Die meisten Firmen kommen nicht umhin, ihre Prozesse schlanker zu gestalten – dies ist notwendig, in einem Umfeld, in dem die Kosten steigen, Fachkräfte Mangelware sind und zeitraubende Abläufe verschwinden sollen. Es ist für manch jungen Mensch schwer vorstellbar, dass bei Speditionen noch Faxe eingehen, um einen Transportauftrag zu vergeben und im Nachgang telefoniert wird. Gerade der Bausektor ist einer, dessen Produktivität seit Jahrzehnten nicht gestiegen ist.
Stephan Jorra ist seit fünf Jahren Betriebsleiter des Siemens-Energy-Werks in Berlin Spandau und verantwortlich für das operative Geschäft und 1.500 Mitarbeitende. Jorra sagt: „Wir sind ein gesundes Werk. Dennoch sehen wir, dass wir schneller auf Marktveränderungen reagieren müssen; in manchen Bereichen sind wir zu träge und müssen die Effizienz steigern und Fixkosten reduzieren.“
Jorra sieht in einer agilen Organisationsstruktur den Hebel, um flexibler zu werden und Dinge schneller abzuarbeiten: „Bei der agilen Methode wird keine Energie darauf verschwendet, alles groß auszuplanen.“ Stattdessen erreiche man eine größere Dynamik und kann schnell Erfolge feiern, so der Betriebsleiter.

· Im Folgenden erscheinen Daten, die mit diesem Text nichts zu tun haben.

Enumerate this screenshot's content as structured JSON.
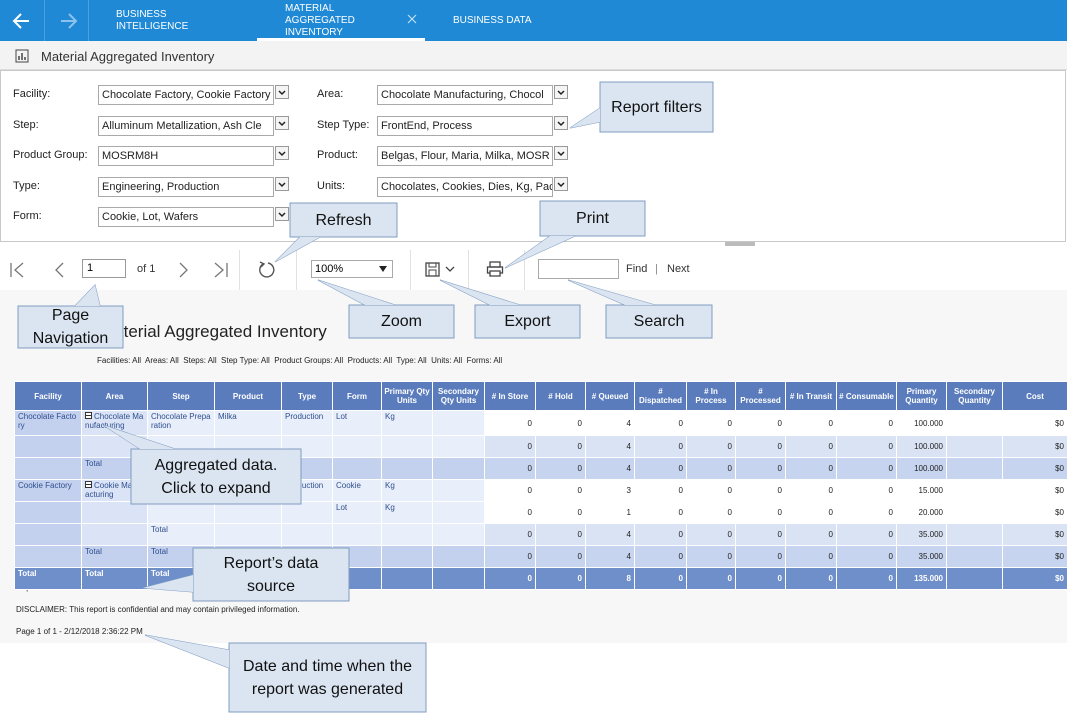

Er veranschaulicht dies mit einem Beispiel aus dem administrativen Bereich: „Zwei Mitarbeiter waren lange Zeit zwei Tage die Woche damit beschäftigt, Rechnungen von Logistikdienstleistern auf Projekte zu buchen. Nach Einführung eines automatisierten Prozesses werden die Rechnungen automatisch zugeordnet und die Versandmitarbeiter können sich um andere Dinge kümmern. Ein KI-System hat dem Mitarbeiter also eine mühsame Sisyphusarbeit abgenommen.“ Dieses Projekt wurde sehr schnell durch ein organisationsübergreifendes agiles Squad-Team umgesetzt.
Den Begriff Squad-Team kennt man eher von der Polizei oder Feuerwehr, wo es sich um eine mobile Einsatztruppe handelt. In der agilen Organisation sind es sich selbst organisierende, cross-funktionale Teams, die aus bis zu acht Personen bestehen. Je nach Aufgabe werden diese Teams neu zusammengestellt.
In der Fertigung selbst bleiben agile Methoden naturgemäß außen vor – die Produktion bei Siemens Energy läuft weiterhin taktbasiert – aber im Vorfeld der Produktion wurden ebenfalls agile Prozesse eingeführt, erzählt Stephan Jorra. Agilität in der Fertigung lasse sich verwirklichen, wenn man hier ebenfalls auf cross-funktionale Teams setzt, Mitarbeitende aus dem Shopfloor teilhaben lässt und diese die neuen Prozesse mitgestalten.
Doch nicht immer empfinden es Mitarbeitende als positiv, wenn gewohnte Tätigkeiten wegfallen, weil eine Maschine dies besser und schneller kann.